The association between Coronavirus Disease 2019 (COVID-19) and abortion has been debated since the beginning of the COVID-19 pandemic. We aimed to conduct this systematic review to understand better the potential effects of Severe Acute Respiratory Syndrome Coronavirus 2 (SARS-CoV-2) on fetal loss in infected mothers presented with abortion following this infection.
We included articles published in PubMed/Medline, Web of Science, clinicaltrials.gov, and Embase databases in 2019 and 2020 through a comprehensive search via appropriate keywords, including COVID-19 and abortion synonyms. All studies with the abortion data in COVID-19 confirmed pregnant females were collected.
Out of 208 potentially relevant articles, 11 articles were eligible to include in the systematic review. The included reports were published because of the following reasons: (1) First-trimester miscarriage; (2) Late miscarriage; (3) complication of COVID-19 infection in pregnancy; (4) COVID-19 disease in artificial pregnancy. First-trimester abortion was found in 5 studies, and second-trimester abortion in 7 studies. Two patients acquired infection during the hospital stay while they were referred for abortion. Reports related to abortion in pregnant females with COVID-19 show that most miscarriages due to COVID-19 in the first trimester were due to placental insufficiency.
There is an increased risk of abortion in mothers with a positive test result of SARS-CoV-2, which several case reports and case series have identified during the pandemic. Placental inflammation during the viral infection may result in fetal growth retardation and induce abortion. There has not been any consistent evidence of vertical transmission of the virus from mother to fetus, which requires further investigation.
Citation: Kazemi SN, Hajikhani B, Didar H, Hosseini SS, Haddadi S, Khalili F, et al. (2021) COVID-19 and cause of pregnancy loss during the pandemic: A systematic review. PLoS ONE 16(8): e0255994. https://doi.org/10.1371/journal.pone.0255994
Editor: Kazumichi Fujioka, Kobe University Graduate School of Medicine School of Medicine, JAPAN
Received: April 23, 2021; Accepted: July 27, 2021; Published: August 11, 2021
This is an open access article, free of all copyright, and may be freely reproduced, distributed, transmitted, modified, built upon, or otherwise used by anyone for any lawful purpose. The work is made available under the Creative Commons CC0 public domain dedication.
Data Availability: All relevant data are within the manuscript and its Supporting Information files.
Funding: The funders had no role in study design, data collection and analysis, decision to publish, or preparation of the manuscript.
Competing interests: The authors have declared that no competing interests exist.
The first case of Coronavirus disease 2019 (COVID-19) was reported in Wuhan, China, in December 2019, and within a few months it developed into a worldwide pandemic . COVID-19 is caused by severe acute respiratory syndrome coronavirus-2 (SARS-CoV-2).

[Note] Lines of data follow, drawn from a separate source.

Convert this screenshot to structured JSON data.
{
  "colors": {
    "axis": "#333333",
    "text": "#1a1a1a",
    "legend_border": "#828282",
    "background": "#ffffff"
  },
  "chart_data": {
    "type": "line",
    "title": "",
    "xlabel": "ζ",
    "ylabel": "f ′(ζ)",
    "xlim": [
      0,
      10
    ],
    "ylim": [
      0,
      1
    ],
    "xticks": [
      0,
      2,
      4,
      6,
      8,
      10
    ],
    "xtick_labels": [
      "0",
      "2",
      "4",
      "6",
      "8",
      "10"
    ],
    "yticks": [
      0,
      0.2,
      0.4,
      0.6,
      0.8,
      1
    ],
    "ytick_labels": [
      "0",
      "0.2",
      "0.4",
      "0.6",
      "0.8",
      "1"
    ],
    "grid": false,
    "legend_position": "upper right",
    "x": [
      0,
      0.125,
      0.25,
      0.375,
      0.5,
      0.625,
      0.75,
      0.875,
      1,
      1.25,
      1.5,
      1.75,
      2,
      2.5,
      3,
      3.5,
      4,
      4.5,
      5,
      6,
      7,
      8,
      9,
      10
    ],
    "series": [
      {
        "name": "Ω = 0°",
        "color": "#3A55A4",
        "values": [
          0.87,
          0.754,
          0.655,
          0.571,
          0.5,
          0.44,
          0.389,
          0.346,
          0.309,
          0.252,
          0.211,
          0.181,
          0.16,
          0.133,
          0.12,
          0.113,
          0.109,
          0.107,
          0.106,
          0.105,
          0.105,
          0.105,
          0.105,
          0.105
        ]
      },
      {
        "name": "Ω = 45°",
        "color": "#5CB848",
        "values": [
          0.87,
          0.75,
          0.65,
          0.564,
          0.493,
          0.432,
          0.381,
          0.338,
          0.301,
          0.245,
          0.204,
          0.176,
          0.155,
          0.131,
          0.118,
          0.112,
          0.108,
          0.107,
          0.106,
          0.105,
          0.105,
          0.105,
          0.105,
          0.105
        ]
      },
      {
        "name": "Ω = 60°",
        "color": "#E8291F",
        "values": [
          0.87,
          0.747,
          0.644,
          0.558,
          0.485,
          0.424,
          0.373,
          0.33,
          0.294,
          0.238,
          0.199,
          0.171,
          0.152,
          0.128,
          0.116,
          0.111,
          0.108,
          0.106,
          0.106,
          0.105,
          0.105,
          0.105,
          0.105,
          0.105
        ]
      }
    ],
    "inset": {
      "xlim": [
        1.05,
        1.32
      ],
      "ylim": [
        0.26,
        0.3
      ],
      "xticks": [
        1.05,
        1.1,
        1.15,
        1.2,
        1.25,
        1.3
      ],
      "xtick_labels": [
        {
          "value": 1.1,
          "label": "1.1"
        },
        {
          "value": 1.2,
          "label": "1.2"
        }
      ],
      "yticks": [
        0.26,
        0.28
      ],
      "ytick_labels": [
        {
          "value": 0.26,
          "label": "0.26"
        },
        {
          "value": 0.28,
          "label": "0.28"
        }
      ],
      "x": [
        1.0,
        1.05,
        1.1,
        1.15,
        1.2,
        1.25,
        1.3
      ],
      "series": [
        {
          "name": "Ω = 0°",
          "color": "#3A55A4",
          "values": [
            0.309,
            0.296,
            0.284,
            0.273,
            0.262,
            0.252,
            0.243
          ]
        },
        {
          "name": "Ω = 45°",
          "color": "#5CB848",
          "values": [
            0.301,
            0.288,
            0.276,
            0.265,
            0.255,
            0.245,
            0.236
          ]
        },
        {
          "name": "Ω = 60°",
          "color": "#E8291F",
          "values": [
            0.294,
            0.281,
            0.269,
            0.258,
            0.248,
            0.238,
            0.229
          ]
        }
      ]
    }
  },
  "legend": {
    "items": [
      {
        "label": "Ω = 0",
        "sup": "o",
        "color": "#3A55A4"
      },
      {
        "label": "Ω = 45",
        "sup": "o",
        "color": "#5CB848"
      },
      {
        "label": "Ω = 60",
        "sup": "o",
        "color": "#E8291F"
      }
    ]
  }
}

Pregnancy is considered a risk factor for severe illness from Coronavirus Disease 2019 (COVID-19) caused by Severe Acute Respiratory Syndrome Coronavirus 2 (SARS-CoV-2) infection [2–6]. Additionally, pregnant women with COVID-19 might be at increased risk for other adverse outcomes, such as preterm birth and abortion [6–10]. Studies have shown growing evidence related to COVID-19 association with abortion [11–13]. Transmission of this virus from infected mother to fetus has been debated since the beginning of the COVID-19 pandemic [14–17]. This controversy about the virus’s vertical transmission has been studied in pregnant females experiencing COVID-19 signs and symptoms [14–17]. Vertical maternal-fetal transmission with severe fetal consequences may occur with maternal infection with TORCH agents (Toxoplasma, Other, Rubella, Cytomegalovirus, Herpes) and Zika virus [18–20]. As the fetal organs develop during the first trimester of pregnancy, maternal infections at this stage may be more severe compared to later gestational ages [18, 19]. Parvovirus B19 infection in first-trimester pregnancy, even in asymptomatic women, has been associated with an increased nuchal translucency thickness . During the first 24 weeks, pregnancy loss is defined as abortion or miscarriage, which counts most pregnancy loss cases . First-trimester miscarriage occurs in an estimated 10% to 15% of clinically diagnosed pregnancies. Risk factors and etiologies for first-trimester miscarriage are genetic, environmental, or multifactorial . Mid-trimester pregnancy loss (MTL) occurs between 12 and 24 weeks gestation, and the estimated incidence rate has been noted to be 1% to 2% of pregnancies. The cause of MTI is often heterogeneous and And more than the first-trimester abortion is affected by the general conditions of the mother .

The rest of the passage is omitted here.